L'Europe peut-elle vraiment réguler les Gafam?

L'Europe ne fléchira pas face aux géants du numérique. Vingt ans après la directive sur les services en ligne et le e-commerce, les commissaires au Marché Intérieur, Thierry Breton, et à la Concurrence, Margrethe Vestager, présentent ce mardi deux projets de règlements censés révolutionner la manière dont sont régulés les Gafam (Google, Amazon, Facebook, Apple et Microsoft).
C'est la première fois en vingt ans que l'Europe s'attaque à la régulation de l'espace numérique et informationnel", s'est félicité Thierry Breton dans un entretien accordé aux Echos.
Deux textes préparés depuis plus d'un an seront présentés mardi. Le "Digital Services Act" (Acte pour les services numériques) ou "DSA", et le "Digital Market Act" (Acte sur les marchés numériques), également appelé DMA. Le premier se concentre sur la modération des contenus publiés sur les plateformes et le deuxième s'attaque à la concurrence.
Des sanctions importantes
Des textes difficilement compréhensibles pour le commun des mortels mais dont les conséquences devraient être considérables, avec une volonté de l'Europe d'agir en amont. Si les Gafam ne sont pas ouvertement cités, ils sont bien sûr visés par ces mesures qui concernent les acteurs du numérique de taille importante, comportant plus de 45 millions d'utilisateurs.
Reste à savoir si les sanctions prévues seront suffisamment importantes pour être dissuasives. En cas de non-respect, des amendes sont prévues, représentant un certain pourcentage du chiffre d'affaires de l'entreprise incriminée.
Et nous pourrions aller, en cas de manquements graves et répétés, jusqu'à l'interdiction d'opérer sur le territoire européen. Ces sanctions seront extrêmement claires", précise Thierry Breton aux Echos.
Des amendes allant jusqu'à 10% du chiffre d'affaires
Au delà de l'interdiction d'opérer sur le sol européen, ces sanctions pourraient aller jusqu'au démantèlement. "C'est-à-dire, l'obligation de céder sous certaines conditions encore inconnues, une partie des actifs à des entreprises européennes", comme tente de le faire le gouvernement américain pour TikTok, détaille auprès de BFM Business Sabine Marcellin, avocate spécialisée en droit de la cybersécurité et du numérique, du cabinet DLGA.
Le scénario est cependant peu probable. Les sanctions financières importantes restent l'élément dissuasif le plus fort avec des amendes en cas d'infraction pouvant atteindre 10% du chiffre d'affaires. A titre de comparaison, l'amende encourue en cas de non-respect du RGPD, le règlement européen sur la protection des données, était moindre, allant jusqu'à 4% du chiffre d'affaires.

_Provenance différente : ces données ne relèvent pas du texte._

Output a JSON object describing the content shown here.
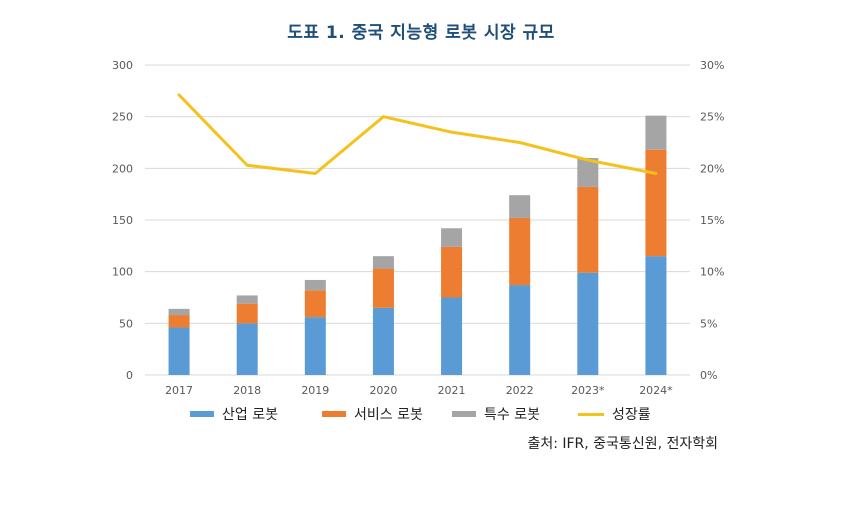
{
  "title": "도표 1. 중국 지능형 로봇 시장 규모",
  "source": "출처: IFR, 중국통신원, 전자학회",
  "colors": {
    "industrial": "#5b9bd5",
    "service": "#ed7d31",
    "special": "#a5a5a5",
    "growth": "#f5c11c",
    "grid": "#d9d9d9",
    "tick": "#595959"
  },
  "chart_data": {
    "type": "bar",
    "stacked": true,
    "categories": [
      "2017",
      "2018",
      "2019",
      "2020",
      "2021",
      "2022",
      "2023*",
      "2024*"
    ],
    "series": [
      {
        "name": "산업 로봇",
        "values": [
          46,
          50,
          56,
          65,
          75,
          87,
          99,
          115
        ]
      },
      {
        "name": "서비스 로봇",
        "values": [
          12,
          19,
          26,
          38,
          49,
          65,
          83,
          103
        ]
      },
      {
        "name": "특수 로봇",
        "values": [
          6,
          8,
          10,
          12,
          18,
          22,
          28,
          33
        ]
      }
    ],
    "line_series": {
      "name": "성장률",
      "axis": "right",
      "values": [
        27.1,
        20.3,
        19.5,
        25.0,
        23.5,
        22.5,
        20.8,
        19.5
      ]
    },
    "ylim": [
      0,
      300
    ],
    "y_ticks": [
      "0",
      "50",
      "100",
      "150",
      "200",
      "250",
      "300"
    ],
    "y2lim": [
      0,
      30
    ],
    "y2_ticks": [
      "0%",
      "5%",
      "10%",
      "15%",
      "20%",
      "25%",
      "30%"
    ],
    "grid": true,
    "legend": "bottom"
  }
}
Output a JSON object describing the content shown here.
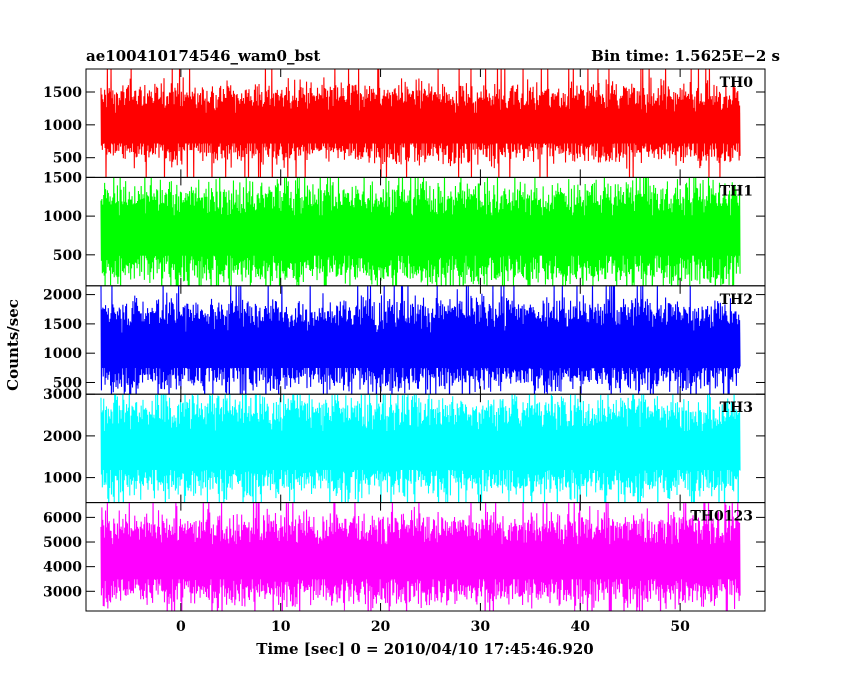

On voit que les Gafam ont actionné très fort leurs forces de lobbying, ils ont même encouragé à déséquilibrer les autorités européennes. Ce qui veut dire, à mon avis, qu'ils prennent au sérieux ces deux projets", affirme Sabine Marcellin.
L'objectif des deux textes est d'imposer un nouvel ordre numérique. Pour résumer, le DSA a été pensé pour intervenir sur la modération des contenus, afin de lutter notamment contre la haine en ligne et les arnaques.
Avec ce texte, les plateformes auront la responsabilité de mettre en oeuvre des moyens importants pour garantir la sécurité de leurs utilisateurs. Cette responsabilité sera corrélée à leur importance. Les moyens de modération devront être renforcés et chaque géant devra nommer un représentant légal en Europe.
Mettre fin aux pratiques anticoncurrentielles
Le second texte, le Digital Market Act ou DMA, est pensé pour agir sur les pratiques anticoncurrentielles. Il impose notamment aux géants du numérique de notifier l'Europe de toute acquisition. Ces dernières années, Facebook a racheté Instagram et WhatsApp, Google a avalé YouTube et l'application de navigation Waze. Ces acquisitions sont vues, en Europe comme aux Etats-Unis, comme un moyen d'étouffer la concurrence.
Le texte introduit aussi la notion de "gatekeeper", qui considère ces plateformes comme des passages obligés empêchant, par leurs pratiques, l’activité des PME. "Ces plateformes auront l'obligation de permettre à chacun - notamment aux PME - de migrer vers des services concurrents et d'accéder aux données de leurs propres clients", détaille Thierry Breton.
Les deux textes, présentés ce mardi à la Commission européenne, pourraient entrer en vigueur dans les dix-huit prochains mois. "Contrairement à une directive qui doit être transposée en droit national, le DSA et le DMA sont deux règlements qui entreront directement en application après le vote du Parlement européen et l'accord des Etats membres", explique Thierry Breton aux Echos.